António Mesquita
Quatro histórias sobre culpados sem culpa, à maneira atormentada de Dostoiewski. A primeira distingue-se, pela forma, de todas as outras. É um quotidiano cinzento entre o arrumar o carro ( as voltas do túnel não nos são poupadas), ajudar a sogra ou a mulher a tingir o cabelo e as compras no supermercado ou a cozinha em casa. Heshmat (Ehsan Mirhosseini), um normalíssimo cidadão, na aparência, levanta-se todos os dias às 3 da manhã, toma um duche e dirige-se para o emprego numa sala de controlo onde só tem de carregar num botão verde para que suceda o que veremos na sequência final: uma fila de corpos esperneando e perdendo urina. Que Heshmat mande sempre a mulher ao banco levantar o cheque do seu salário ou hesite diante dum semáforo verde é o único sinal dum escrúpulo ou resquício de culpa.
Na segunda, vemos uma caserna de milicianos que discutem por causa do banco do condenado à forca que um deles, Pouya (Kaveh Ahangar), se recusa a empurrar.
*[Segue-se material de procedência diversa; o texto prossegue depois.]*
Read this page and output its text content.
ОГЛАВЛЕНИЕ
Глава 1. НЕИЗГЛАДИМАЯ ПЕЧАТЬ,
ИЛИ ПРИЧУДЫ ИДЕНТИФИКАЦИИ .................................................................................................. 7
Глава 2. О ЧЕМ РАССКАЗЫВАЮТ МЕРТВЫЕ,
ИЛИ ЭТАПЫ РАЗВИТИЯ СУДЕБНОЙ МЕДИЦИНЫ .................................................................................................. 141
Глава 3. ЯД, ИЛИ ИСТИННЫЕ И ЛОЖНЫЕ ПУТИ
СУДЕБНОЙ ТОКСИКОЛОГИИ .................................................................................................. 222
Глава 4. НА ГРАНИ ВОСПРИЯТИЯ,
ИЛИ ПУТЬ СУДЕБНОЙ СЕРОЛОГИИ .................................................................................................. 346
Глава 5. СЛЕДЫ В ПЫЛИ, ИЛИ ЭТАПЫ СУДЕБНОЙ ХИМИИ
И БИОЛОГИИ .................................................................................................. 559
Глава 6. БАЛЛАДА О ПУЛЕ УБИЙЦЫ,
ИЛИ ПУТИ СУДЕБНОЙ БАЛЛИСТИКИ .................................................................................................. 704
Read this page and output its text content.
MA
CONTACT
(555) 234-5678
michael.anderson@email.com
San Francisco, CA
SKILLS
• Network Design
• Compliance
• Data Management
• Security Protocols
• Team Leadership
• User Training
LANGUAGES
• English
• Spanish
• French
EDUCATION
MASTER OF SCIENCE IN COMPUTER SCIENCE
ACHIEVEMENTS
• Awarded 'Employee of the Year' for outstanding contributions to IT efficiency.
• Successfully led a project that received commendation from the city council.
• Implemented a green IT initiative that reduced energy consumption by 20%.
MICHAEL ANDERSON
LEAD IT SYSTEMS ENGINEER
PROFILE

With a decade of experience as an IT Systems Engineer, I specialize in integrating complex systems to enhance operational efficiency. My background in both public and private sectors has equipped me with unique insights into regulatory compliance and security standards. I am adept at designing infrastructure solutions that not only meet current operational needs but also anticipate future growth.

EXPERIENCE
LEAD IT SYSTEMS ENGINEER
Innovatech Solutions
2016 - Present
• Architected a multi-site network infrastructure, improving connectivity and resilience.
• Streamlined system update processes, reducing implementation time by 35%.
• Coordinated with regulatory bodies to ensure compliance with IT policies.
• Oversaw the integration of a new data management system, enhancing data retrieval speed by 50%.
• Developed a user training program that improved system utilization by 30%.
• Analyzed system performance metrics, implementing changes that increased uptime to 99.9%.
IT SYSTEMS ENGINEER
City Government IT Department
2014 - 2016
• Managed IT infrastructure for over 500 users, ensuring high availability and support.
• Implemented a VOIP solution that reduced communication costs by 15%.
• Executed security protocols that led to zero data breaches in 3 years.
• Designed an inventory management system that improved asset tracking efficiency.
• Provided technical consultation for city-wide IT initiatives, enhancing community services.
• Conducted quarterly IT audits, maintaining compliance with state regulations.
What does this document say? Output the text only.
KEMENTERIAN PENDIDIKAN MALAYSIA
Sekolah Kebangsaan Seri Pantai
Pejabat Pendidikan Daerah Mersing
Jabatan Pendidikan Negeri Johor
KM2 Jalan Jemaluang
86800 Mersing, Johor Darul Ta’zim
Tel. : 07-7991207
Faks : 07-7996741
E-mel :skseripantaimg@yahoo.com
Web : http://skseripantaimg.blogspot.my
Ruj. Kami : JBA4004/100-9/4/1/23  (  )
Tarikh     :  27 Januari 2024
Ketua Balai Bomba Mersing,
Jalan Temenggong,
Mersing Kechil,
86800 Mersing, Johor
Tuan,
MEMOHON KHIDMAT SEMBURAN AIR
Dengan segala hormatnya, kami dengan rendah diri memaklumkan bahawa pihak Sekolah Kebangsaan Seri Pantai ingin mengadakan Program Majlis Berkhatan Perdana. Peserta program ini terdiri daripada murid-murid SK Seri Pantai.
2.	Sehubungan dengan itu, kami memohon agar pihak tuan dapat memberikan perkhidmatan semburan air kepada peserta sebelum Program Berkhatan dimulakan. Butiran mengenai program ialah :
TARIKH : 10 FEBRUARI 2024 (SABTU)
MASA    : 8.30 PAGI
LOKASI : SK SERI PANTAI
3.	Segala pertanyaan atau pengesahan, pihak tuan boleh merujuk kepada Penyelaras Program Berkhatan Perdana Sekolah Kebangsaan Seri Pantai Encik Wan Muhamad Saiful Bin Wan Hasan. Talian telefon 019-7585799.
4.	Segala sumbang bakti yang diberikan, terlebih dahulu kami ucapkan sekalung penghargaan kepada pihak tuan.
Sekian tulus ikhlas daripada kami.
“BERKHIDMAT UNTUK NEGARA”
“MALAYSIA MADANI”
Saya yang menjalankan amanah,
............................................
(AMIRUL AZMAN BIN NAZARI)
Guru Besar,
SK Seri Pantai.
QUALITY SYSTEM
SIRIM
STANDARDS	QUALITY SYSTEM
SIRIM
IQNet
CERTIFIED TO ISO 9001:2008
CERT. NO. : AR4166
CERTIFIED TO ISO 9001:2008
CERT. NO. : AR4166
Uns acham que a lei é o que é e só lhe resta cumprir. Outro oferece-se para o substituir por alguns milhões. Mas é da namorada e através do telemóvel que lhe chega o plano salvador. O roubo duma arma e os guardas algemados num armário numa fuga "tirada pelos cabelos" até à jovem que o espera num automóvel à saída do quartel.
Segue-se um pedaço de cinema do melhor que existe. Um jovem soldado, Javad (Mohammad Valizadegan), consegue uns dias de licença para visitar a namorada na montanha, com a intenção de lhe propor casamento. O idílio parece ter futuro, até que ele descobre que a família da rapariga está enlutada pela condenação à morte do professor da aldeia que era por todos admirado. Ao ver a sua fotografia tem um choque: é o homem que teve de matar para conseguir a licença. Não pode escondê-lo da amada, mas é o fim da relação.
O filme termina com a história de uma jovem, Darya (Baran Rasoulof, filha do realizador) que vem visitar os tios que vivem retirados no deserto criando colmeias. Ele é médico, mas nunca exerceu. Está a morrer e combinou com o irmão aproveitar a oportunidade para revelar o segredo das suas vidas: o homem do deserto é o verdadeiro pai de Darya. A reacção desta é recusar reconhecê-lo como pai e culpá-lo de transtornar por completo a sua vida.
Uma das personagens de Dostoiewski dizia que se Deus não existe, tudo é permitido. É uma maneira de ir ao encontro do título do filme.
Rasoulof explicou que o filme é sobre as pessoas "tomando responsabilidade" pelos seus actos e cada história baseia-se na sua experiência. Como se sabe, o seu país é campeão mundial em execuções. Faz toda a diferença "ser uma peça do sistema" e dar um pontapé no banco do enforcado.
Mohammad Rasoulof ganhou o Urso de Ouro de Melhor Filme no 70º Festival Internacional de Cinema de Berlim. O realizador não pôde estar presente por lhe ter sido recusado o visto para sair do Irão, enfrentando uma possível ordem de prisão por apresentar neste filme uma imagem "negativa" do seu país, na opinião das autoridades.
1 comentário:
Há 60 anos, no exame de aptidão a Direito na Univ. de Coimbra, entupi-me na prova escrita (duas horas) de Filosofia com esta questão a que não respondi e que não mais me saiu da cabeça: "António Gouveia, filósofo português (nunca ouvi nas aulas ou li em textos) escreveu o seguinte no seu livro (esqueci o título): 'O mal não tem essência real. Comente usando conceitos ontológicos'". Deixei em branco a resposta, mas devo ter respondido bem às outras 4 questões, porque me deram 12 valores, o que dispensava da prova oral. Sempre a refletir no caso, inclino-me para a tese do Gouveia por entender que o mal de uns é o bem de outros. Cotovelaço deste murcom-jubilado, <:-) Gaspar M.